The Peak District Mines Historical Society was formed at a meeting held at Sheffield University on the 14th of February 1959 by a group of interested geologists at the University.
In 1976 a massive operation at Wills Founder Shaft, Winster, resulted in the recovery of a unique water pressure engine. This led directly to the opening of the Peak District Lead Mining Museum at Matlock Bath, where the engine is displayed along with many other artefacts and historical displays.
The Museum provides an interactive educational facility for all ages and visitors can also undertake a guided tour into the old fluorspar workings at Temple Mine, just across the road from the Museum and owned and managed by the Society. The impressive Pump Room is the primary venue for the Society's winter series of lectures, slide shows and video presentations which are generally very well attended.
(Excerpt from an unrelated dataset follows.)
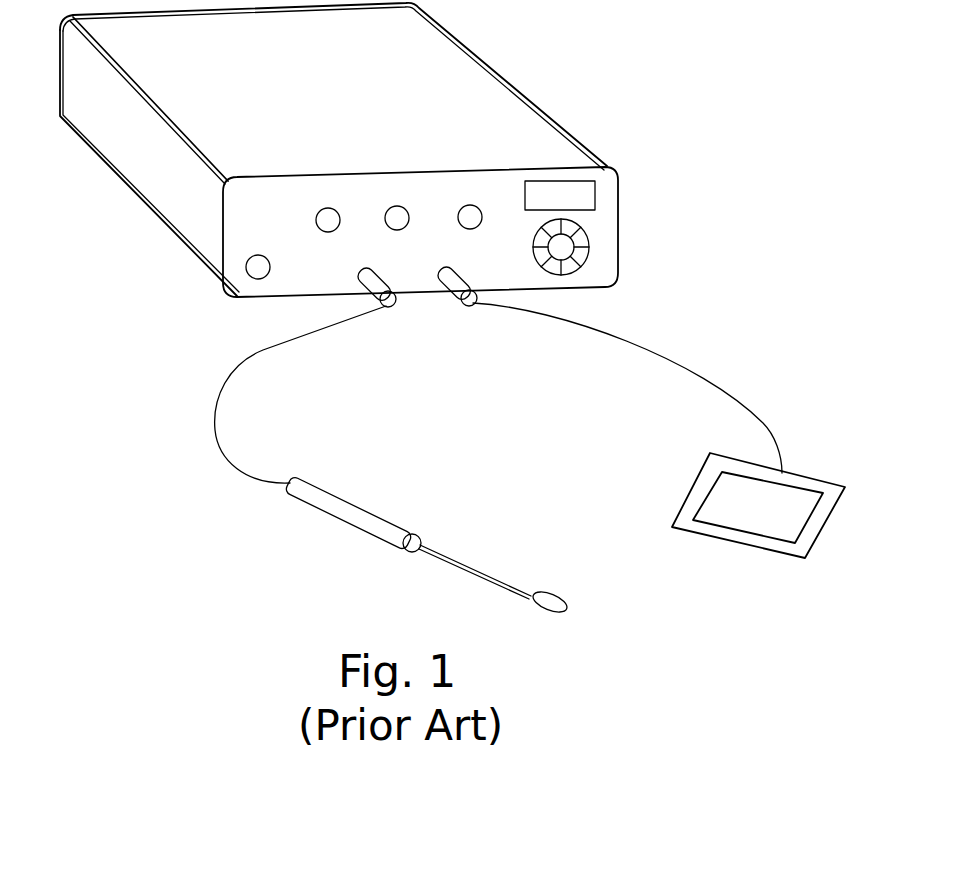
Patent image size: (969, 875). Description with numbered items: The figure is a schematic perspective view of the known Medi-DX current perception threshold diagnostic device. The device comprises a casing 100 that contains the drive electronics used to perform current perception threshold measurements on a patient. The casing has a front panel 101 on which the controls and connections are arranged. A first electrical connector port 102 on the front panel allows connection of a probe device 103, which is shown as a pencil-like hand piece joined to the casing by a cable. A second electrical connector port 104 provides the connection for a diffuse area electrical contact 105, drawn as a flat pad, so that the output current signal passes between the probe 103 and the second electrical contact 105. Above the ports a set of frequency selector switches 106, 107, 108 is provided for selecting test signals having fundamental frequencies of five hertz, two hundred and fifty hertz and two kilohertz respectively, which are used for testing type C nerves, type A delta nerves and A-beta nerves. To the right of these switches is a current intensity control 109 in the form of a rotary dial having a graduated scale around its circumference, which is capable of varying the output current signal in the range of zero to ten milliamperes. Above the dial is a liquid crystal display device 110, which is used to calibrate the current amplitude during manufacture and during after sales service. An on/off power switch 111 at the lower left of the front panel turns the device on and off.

Early in its history the Society acquired a lease of the surface remains at Magpie Mine, Sheldon. Over the last 40 years much effort, both in time and money, has gone into the preservation of the site. OurField Centre is located in the old Agent's Cottage and is available for use by members and their guests for a nominal fee.
Since its inception the Society has published a bi-annual Bulletin. This has grown into one of the leading journals of mining history, and circulates throughout the world.
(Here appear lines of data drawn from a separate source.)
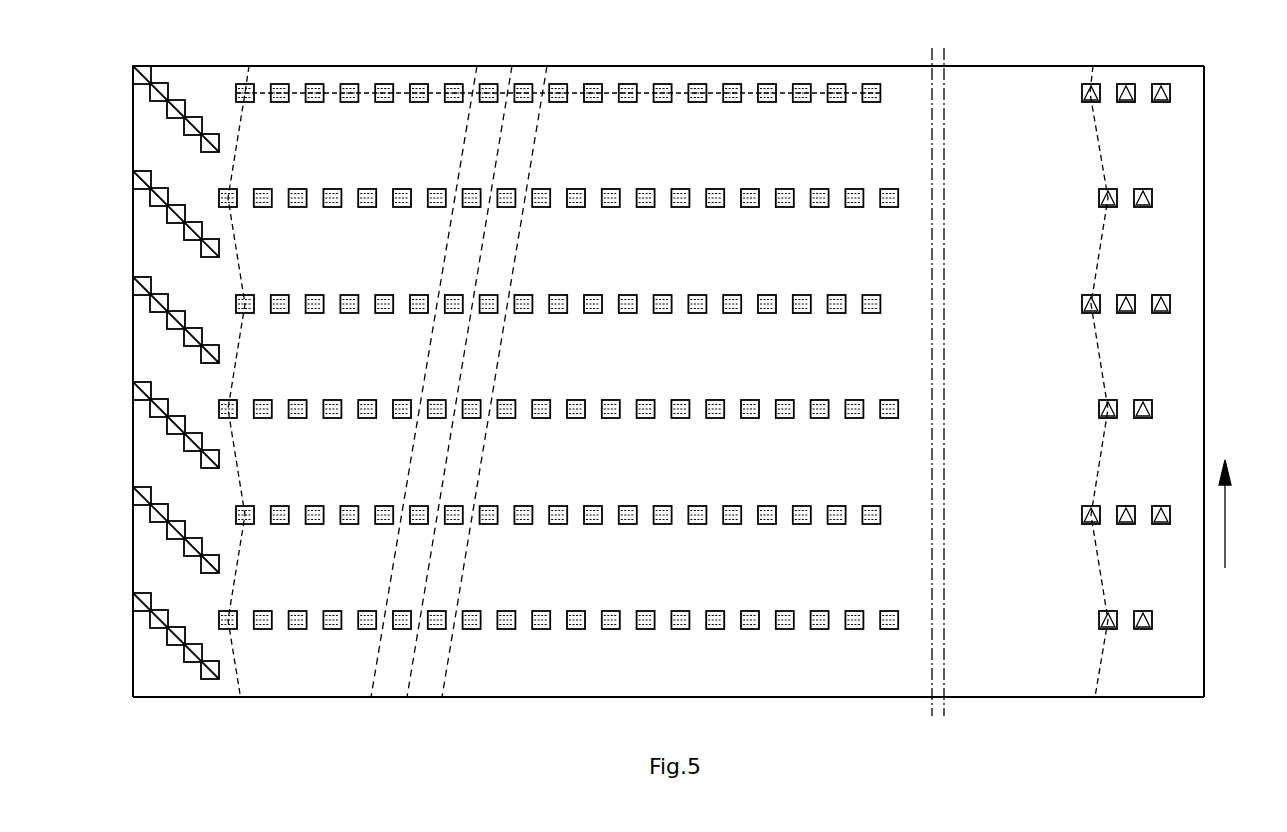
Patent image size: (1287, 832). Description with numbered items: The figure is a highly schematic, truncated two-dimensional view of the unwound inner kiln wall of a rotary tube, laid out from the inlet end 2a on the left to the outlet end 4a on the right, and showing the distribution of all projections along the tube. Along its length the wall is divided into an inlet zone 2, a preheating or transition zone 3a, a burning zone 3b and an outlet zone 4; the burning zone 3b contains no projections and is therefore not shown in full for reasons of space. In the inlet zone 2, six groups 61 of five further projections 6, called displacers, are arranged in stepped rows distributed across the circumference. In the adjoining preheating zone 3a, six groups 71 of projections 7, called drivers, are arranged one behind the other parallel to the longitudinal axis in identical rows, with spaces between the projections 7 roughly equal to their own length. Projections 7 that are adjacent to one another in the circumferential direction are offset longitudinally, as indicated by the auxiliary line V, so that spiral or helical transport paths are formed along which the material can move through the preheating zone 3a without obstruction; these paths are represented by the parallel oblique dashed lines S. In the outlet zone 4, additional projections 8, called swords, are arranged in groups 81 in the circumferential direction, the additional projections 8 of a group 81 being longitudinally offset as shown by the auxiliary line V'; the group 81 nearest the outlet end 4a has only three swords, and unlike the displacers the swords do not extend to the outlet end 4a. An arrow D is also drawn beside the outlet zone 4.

The inlet zone 2 is at (218, 53).
The inlet end 2a is at (112, 653).
The preheating zone 3a is at (898, 53).
The burning zone 3b is at (1048, 53).
The outlet zone 4 is at (1205, 53).
The outlet end 4a is at (1226, 655).
The further projections 6 is at (139, 78).
The groups of further projections 61 is at (203, 170).
The projections 7 is at (332, 188).
The groups of projections 71 is at (219, 428).
The additional projections 8 is at (1147, 188).
The groups of additional projections 81 is at (1073, 73).
The auxiliary line V is at (260, 381).
The auxiliary line V' is at (1125, 381).
The oblique dashed lines S is at (513, 262).
The direction arrow D is at (1226, 522).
Groups of members from within the Society are involved in a number of active projects, such as the Crich Lead Mining Display at the National Tramway Museum, conservation and archaeology work at High Rake (completed in 2008) and the recently-completed archaeological excavation and conservation programme at Silence Mine amongst others.
The Society also arranges regular underground meets, training sessions and mining history walks as well as hosting a series of winter lectures, slide shows and video presentations. There is always a calendar of current events to interest both the serious mine historian or researcher and the active underground explorer.
Having recently celebrated its 50th birthday, the Society has a large and thriving membership of both active and academic members, who are working together both above and below ground to record, preserve, explore and document the mines and mining history of the Peak District.